И человека падающего я, разумеется, тоже не заметил. Во-первых, потому что стоял спиной, а во-вторых, всё-таки и дождь, и всякие голоса, и мало ли что они кричат. Но все почему-то вдруг стали смотреть на меня, а я никак не мог понять: отчего они уставились и чего во мне не так. Но потом у меня слух включился, я не только себя стал чувствовать, а и весь мир; а в этом мире — крик, даже и остаток крика «…же кто-нибудь!».

И я как-то сразу понял, что я и есть тот самый «кто-нибудь», который и должен немедленно куда-то там бежать, а там его уже ждут. И я побежал.

Я пиво на лавочке оставил, а сигарету всё-таки не бросил, потому что я только её подкурил, и подумал, что будет нелепо, если вдруг это там просто ошиблись и звали не меня, а я буду мусорить и выбрасывать длинные сигареты. Мне всё время кажется, что бросать большую сигаретину гораздо большее зло, чем уронить небольшой окурок, потому что мусорнее.

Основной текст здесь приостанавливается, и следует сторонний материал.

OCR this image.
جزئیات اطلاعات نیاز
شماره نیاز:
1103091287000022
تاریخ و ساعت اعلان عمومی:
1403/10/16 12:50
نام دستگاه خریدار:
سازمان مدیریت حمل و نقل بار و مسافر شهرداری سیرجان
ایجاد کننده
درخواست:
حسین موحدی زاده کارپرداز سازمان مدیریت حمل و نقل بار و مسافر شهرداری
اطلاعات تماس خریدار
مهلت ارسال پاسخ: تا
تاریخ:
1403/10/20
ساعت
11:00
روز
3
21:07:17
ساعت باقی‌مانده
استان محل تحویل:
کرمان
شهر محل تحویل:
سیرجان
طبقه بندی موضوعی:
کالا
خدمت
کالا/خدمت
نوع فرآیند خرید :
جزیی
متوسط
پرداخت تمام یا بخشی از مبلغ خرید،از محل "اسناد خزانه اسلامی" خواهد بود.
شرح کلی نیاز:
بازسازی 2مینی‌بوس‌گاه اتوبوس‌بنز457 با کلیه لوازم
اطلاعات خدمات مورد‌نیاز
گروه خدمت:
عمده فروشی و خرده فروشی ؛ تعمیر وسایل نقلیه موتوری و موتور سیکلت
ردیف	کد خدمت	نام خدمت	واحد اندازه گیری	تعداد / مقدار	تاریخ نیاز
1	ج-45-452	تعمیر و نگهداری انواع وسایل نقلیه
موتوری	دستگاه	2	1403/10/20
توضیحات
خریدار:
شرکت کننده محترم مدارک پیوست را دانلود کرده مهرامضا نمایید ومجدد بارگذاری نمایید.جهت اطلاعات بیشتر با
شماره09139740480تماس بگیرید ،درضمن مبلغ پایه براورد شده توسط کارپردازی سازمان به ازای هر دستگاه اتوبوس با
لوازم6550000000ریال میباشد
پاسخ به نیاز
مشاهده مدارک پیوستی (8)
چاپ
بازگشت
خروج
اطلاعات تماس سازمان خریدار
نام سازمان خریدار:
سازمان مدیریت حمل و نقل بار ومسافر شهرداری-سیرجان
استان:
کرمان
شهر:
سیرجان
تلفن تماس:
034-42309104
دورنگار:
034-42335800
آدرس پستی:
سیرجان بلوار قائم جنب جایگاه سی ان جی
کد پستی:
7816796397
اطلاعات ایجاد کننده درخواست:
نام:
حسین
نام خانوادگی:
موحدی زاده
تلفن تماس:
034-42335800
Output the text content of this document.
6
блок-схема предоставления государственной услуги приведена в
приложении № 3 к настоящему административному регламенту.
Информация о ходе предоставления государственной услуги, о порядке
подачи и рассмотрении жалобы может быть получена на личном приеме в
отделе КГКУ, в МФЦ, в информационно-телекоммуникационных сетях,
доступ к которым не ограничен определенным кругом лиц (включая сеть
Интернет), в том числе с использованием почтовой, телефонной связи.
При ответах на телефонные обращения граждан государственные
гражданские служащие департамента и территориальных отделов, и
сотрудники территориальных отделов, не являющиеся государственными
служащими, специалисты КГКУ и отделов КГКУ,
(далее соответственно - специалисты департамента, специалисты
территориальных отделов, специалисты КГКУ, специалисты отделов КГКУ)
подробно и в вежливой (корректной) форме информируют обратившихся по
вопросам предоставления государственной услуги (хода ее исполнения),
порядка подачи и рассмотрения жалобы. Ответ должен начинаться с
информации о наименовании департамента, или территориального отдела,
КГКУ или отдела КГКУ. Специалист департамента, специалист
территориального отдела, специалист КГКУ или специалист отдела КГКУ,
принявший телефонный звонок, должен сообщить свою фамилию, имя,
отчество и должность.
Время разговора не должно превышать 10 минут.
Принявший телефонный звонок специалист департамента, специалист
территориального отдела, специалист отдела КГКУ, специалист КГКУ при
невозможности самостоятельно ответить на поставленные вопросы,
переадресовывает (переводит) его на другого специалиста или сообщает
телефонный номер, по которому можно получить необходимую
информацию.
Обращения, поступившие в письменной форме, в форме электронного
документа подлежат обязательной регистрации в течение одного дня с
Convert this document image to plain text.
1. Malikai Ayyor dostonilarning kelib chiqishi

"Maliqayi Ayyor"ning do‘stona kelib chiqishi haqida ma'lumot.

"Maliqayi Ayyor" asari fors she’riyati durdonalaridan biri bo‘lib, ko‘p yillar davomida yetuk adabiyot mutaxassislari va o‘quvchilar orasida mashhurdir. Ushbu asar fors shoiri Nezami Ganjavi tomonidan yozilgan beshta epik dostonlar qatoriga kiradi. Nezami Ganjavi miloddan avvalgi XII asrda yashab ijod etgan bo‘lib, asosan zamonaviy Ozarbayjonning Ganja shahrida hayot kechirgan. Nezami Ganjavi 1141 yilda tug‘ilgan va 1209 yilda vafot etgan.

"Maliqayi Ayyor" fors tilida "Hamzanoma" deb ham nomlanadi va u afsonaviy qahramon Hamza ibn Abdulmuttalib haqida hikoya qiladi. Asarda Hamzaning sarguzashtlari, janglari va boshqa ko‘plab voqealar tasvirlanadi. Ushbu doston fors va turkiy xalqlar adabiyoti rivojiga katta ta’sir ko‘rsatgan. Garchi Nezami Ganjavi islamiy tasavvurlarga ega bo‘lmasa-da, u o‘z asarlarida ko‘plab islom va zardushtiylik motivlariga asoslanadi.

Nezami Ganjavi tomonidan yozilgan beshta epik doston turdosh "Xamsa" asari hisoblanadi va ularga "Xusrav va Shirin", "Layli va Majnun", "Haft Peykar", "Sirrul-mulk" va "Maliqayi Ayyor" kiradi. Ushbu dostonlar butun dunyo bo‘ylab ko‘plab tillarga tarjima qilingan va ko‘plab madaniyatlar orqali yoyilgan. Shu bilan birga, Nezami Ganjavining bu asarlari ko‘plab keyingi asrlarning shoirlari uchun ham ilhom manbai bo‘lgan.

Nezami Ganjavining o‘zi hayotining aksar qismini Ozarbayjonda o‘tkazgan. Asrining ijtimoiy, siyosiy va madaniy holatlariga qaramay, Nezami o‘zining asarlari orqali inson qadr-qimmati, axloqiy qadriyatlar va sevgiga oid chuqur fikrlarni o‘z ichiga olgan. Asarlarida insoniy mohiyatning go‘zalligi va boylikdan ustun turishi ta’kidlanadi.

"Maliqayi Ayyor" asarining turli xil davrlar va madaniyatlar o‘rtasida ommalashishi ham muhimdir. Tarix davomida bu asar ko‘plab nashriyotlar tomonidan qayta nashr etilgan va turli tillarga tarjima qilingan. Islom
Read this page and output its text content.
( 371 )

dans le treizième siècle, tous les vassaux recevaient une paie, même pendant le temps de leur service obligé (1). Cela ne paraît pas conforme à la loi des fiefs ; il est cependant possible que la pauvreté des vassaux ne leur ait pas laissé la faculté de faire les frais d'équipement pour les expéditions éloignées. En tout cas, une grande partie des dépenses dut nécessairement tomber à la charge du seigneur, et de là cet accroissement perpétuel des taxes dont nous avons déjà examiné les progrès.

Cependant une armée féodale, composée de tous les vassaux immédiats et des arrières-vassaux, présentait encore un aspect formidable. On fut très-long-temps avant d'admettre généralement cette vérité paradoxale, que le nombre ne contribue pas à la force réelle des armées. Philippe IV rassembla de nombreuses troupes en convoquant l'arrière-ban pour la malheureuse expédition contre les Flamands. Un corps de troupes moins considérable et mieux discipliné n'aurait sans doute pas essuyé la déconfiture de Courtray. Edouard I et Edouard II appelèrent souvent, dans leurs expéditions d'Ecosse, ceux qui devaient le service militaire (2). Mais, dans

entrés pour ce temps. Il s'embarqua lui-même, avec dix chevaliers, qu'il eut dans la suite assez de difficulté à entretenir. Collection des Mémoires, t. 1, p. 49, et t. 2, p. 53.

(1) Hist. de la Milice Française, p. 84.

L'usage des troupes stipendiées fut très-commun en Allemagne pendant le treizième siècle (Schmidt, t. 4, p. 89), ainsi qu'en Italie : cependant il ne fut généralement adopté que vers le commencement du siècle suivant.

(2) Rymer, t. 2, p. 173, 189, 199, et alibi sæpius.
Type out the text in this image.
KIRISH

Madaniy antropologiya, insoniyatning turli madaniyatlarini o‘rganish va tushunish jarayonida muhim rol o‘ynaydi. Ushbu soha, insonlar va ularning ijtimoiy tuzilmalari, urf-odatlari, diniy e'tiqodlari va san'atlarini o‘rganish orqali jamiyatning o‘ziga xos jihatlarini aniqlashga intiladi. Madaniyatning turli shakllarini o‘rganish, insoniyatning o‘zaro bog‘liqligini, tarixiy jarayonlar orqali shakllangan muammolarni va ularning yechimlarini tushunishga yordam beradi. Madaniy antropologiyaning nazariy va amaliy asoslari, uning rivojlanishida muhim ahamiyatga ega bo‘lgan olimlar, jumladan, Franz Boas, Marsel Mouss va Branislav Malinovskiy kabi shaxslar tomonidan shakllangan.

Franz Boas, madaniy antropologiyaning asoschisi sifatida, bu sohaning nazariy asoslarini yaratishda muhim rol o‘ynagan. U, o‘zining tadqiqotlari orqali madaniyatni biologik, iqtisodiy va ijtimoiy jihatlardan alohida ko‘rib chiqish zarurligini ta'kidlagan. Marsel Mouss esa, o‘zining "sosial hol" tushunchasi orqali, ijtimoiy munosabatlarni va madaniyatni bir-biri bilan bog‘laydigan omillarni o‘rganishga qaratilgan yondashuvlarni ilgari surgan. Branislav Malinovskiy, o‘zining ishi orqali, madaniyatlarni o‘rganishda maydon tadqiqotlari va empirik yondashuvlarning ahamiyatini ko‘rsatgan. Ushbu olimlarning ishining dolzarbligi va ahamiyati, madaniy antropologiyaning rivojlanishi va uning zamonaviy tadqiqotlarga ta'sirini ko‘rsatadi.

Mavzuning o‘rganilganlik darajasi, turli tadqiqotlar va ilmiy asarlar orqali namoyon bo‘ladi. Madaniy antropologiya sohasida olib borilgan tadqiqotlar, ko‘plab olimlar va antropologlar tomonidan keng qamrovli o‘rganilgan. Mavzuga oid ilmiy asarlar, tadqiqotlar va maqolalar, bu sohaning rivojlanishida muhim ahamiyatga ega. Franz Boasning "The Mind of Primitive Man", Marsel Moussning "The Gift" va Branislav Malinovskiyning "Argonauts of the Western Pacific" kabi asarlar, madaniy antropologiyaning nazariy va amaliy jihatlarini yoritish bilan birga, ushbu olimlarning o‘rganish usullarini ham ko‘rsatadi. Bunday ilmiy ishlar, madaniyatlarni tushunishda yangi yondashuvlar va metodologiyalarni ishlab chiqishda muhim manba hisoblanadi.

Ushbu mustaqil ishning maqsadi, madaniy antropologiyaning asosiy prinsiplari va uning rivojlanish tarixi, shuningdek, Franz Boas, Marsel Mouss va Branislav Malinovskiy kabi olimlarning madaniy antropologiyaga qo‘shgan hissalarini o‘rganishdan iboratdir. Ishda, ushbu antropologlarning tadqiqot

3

Я поднялся по ступенькам на площадку перед подъездом, а там лежал мужчина, лет 60-ти, наверное. Он лежал на спине, глаза у него закатились, а изо рта чуть слышно хрипело. И лицо у него такое серое-серое было, как небо сверху, и тоже что-то капало, только это были, по ходу, слёзы.

Я растерялся, потому что все смотрели на меня, а все – это немного, но всё-таки и порядком: консьерж смотрел на меня вопросительно; довольно трезвая женщина смотрела на меня и почему-то называла чужим именем. Коля, говорила она, а Коля. Что с тобой, Коля, ты слышишь меня?

А я её слышал, только я ведь не Коля, и я хотел ей сообщить ей об этом, а потом понял, что это она не мне говорит, а лежащему в сером пиджаке мужчине, который как-то внезапно перестал хрипеть.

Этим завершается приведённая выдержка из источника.